Lebih lanjut Baihaki menjelaskan, alasan lain permohonan Praperadilan yang mereka ajukan yakni upaya penyidikan yang terus menerus dilakukan Termohon, padahal Pemohon telah ditetapkan sebagai tersangka.
Upaya penyidikan secar “terus menerus” yang dilakukan Termohon selaku penyidik tersebut kian memperkuat dugaan Tim Penasihat Hukum pemohon jika pada dasarnya penetapan tersangka atas klien mereka tidak didasari atas bukti permulaan yang cukup sebagaimana yang disyaratkan dalam KUHAP, yang kemudian diperkuat dengan Putusan Mahkamah Konstitusi tentang standar alat bukti yang cukup sebelum menetapkan seseorang menjadi tersangka.
“Berdasarkan atas keyakinan itu pula, maka kami dari Tim Penasihat Hukum pemohon pun menyampaikan dalam gugatan bahwa sesungguhnya Termohon belum memiliki alat bukti yang cukup sebelum menetapkan pemohon sebagai tersangka,” sambung Chandra Makkawaru, S.H.
Selain itu, Tim Penasihat Hukum pemohon dalam gugatannya juga menyebutkan bahwa selama menjalani proses hukum pasca penangkapan, Pemohon tidak pernah didampingi Penasihat Hukum. Padahal, pasal yang dipersangkakan atas diri Pemohon diancam dengan hukuman mati.
“Ini benar-benar sebuah kedzaliman yang sangat nyata,” ungkap Chandra geram.
Lebih jauh Chandra menjelaskan, pendampingan Hukum atas seseorang yang disangka telah melakukan tindak pidana dengan ancaman hukuman mati, atau ancaman pidana lima belas tahun atau lebih, atau bagi mereka yang tidak mampu dan diancam dengan hukuman lima tahun atau lebih yang tidak mempunyai Penasihat Hukum sendiri, maka pejabat yang bersangkutan disetiap tingkat pemeriksaan wajib menunjuk Penasihat Hukum bagi mereka.
“Dan akibat Hukum apabila hal itu tidak dilakukan, maka proses penyidikan harus dinyatakan ilegal atau tidak sah karena melanggar ketentuan hukum, khususnya Pasal 56 ayat 1 KUHAP, ” terang Chandra.

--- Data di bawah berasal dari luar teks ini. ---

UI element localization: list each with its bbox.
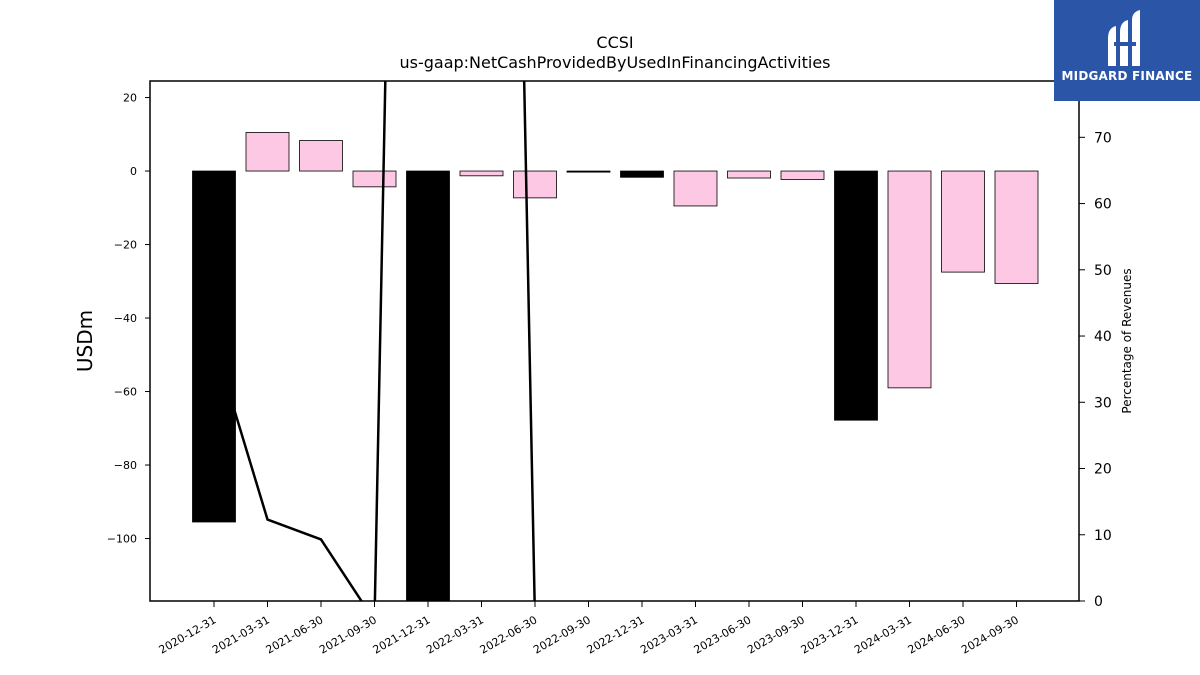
y-axis-label: USDm (73, 310, 97, 372)
line-group (212, 81, 536, 601)
y2-tick-label: 20 (1094, 462, 1112, 478)
x-tick-label: 2022-12-31 (585, 613, 647, 656)
y2-tick-label: 60 (1094, 197, 1112, 213)
bar-2024-09-30 (994, 170, 1039, 284)
logo-text: MIDGARD FINANCE (1061, 69, 1193, 83)
x-tick-label: 2023-09-30 (745, 613, 807, 656)
x-tick-label: 2023-06-30 (692, 613, 754, 656)
chart-subtitle: us-gaap:NetCashProvidedByUsedInFinancing… (399, 53, 830, 72)
y2-tick-label: 70 (1094, 130, 1112, 146)
bar-2021-09-30 (352, 170, 397, 188)
bar-2024-03-31 (887, 170, 932, 389)
y-tick-label: 0 (130, 165, 137, 178)
x-tick-label: 2022-06-30 (478, 613, 540, 656)
bar-2022-09-30 (566, 170, 611, 173)
x-axis: 2020-12-312021-03-312021-06-302021-09-30… (157, 601, 1021, 657)
y2-tick-label: 10 (1094, 528, 1112, 544)
y-tick-label: 20 (123, 92, 137, 105)
x-tick-label: 2024-09-30 (959, 613, 1021, 656)
bar-2023-06-30 (727, 170, 771, 179)
x-tick-label: 2021-06-30 (264, 613, 326, 656)
midgard-logo-icon (1108, 10, 1140, 66)
y2-axis: 0 10 20 30 40 50 60 70 (1079, 130, 1112, 610)
bar-2023-03-31 (673, 170, 718, 207)
bar-2022-03-31 (459, 170, 504, 177)
bar-2021-12-31 (406, 170, 450, 601)
bar-2024-06-30 (941, 170, 985, 273)
y-tick-label: −20 (114, 239, 137, 252)
bar-2023-12-31 (834, 170, 878, 421)
revenue-percentage-line (212, 81, 536, 601)
bars-group (192, 132, 1039, 601)
x-tick-label: 2024-03-31 (852, 613, 914, 656)
bar-2021-03-31 (245, 132, 290, 172)
x-tick-label: 2024-06-30 (906, 613, 968, 656)
y2-tick-label: 0 (1094, 594, 1103, 610)
x-tick-label: 2021-12-31 (371, 613, 433, 656)
bar-2022-06-30 (513, 170, 557, 199)
plot-frame (149, 80, 1080, 602)
y2-axis-label: Percentage of Revenues (1120, 268, 1134, 413)
y2-tick-label: 40 (1094, 329, 1112, 345)
x-tick-label: 2023-03-31 (638, 613, 700, 656)
bar-2021-06-30 (299, 140, 343, 172)
x-tick-label: 2021-03-31 (210, 613, 272, 656)
y-tick-label: −100 (107, 533, 137, 546)
y-axis: 20 0 −20 −40 −60 −80 −100 (107, 92, 150, 546)
y-tick-label: −40 (114, 312, 137, 325)
x-tick-label: 2023-12-31 (799, 613, 861, 656)
y-tick-label: −80 (114, 459, 137, 472)
y2-tick-label: 50 (1094, 263, 1112, 279)
y-tick-label: −60 (114, 386, 137, 399)
chart-title: CCSI (596, 33, 633, 52)
x-tick-label: 2021-09-30 (317, 613, 379, 656)
bar-2022-12-31 (620, 170, 664, 178)
x-tick-label: 2022-03-31 (424, 613, 486, 656)
midgard-logo: MIDGARD FINANCE (1054, 0, 1200, 101)
bar-2023-09-30 (780, 170, 825, 180)
x-tick-label: 2022-09-30 (531, 613, 593, 656)
y2-tick-label: 30 (1094, 395, 1112, 411)
x-tick-label: 2020-12-31 (157, 613, 219, 656)
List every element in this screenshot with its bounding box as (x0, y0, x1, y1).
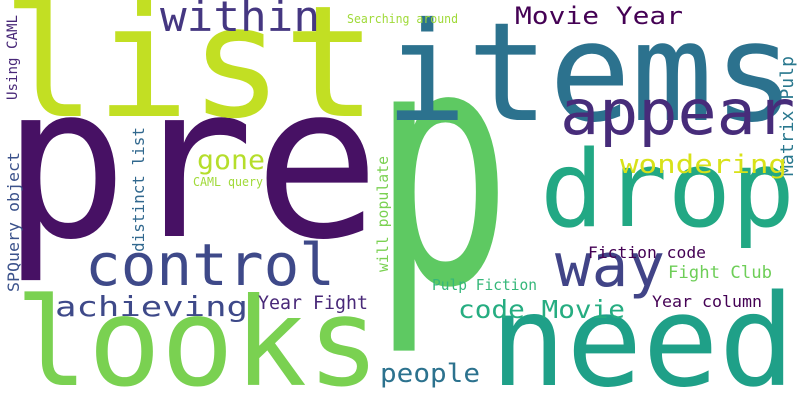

Selain itu, “pelanggaran atas penerapan Pasal 56 ayat 1 juga telah dalam proses pemeriksaan juga telah diperkuat dengan putusan Mahkamah Agung Nomor 1565K/Pid/1991 yang pada pokoknya menyatakan bahwa apabila penyidik tidak menunjuk Penasihat Hukum maka tuntutan Penuntut umum tidak dapat diterima, sekali pun dalam sidang peradilan tersangka didampingi Penasihat Hukum.” jelas Chandra.
Atas sejumlah dalil yang telah disampaikan, Tim Penasihat Hukum pemohon berharap Hakim pengadilan negeri palopo yang mengadili perkara tersebut dapat mengabulkan permohonan mereka, dengan menyatakan bahwa penetapan tersangka terhadap klien mereka tidak sah, serta membebaskannya dari tahanan dan memulihkan harkat dan martabatnya.
Dari pantauan awak media ini di Pengadilan Negeri Palopo senin, 1/4/2024, pihak BNNP Sulawesi Selatan selaku termohon tidak hadir, sehingga majelis hakim menunda sidang hingga tanggal 22/4/2024.(R1).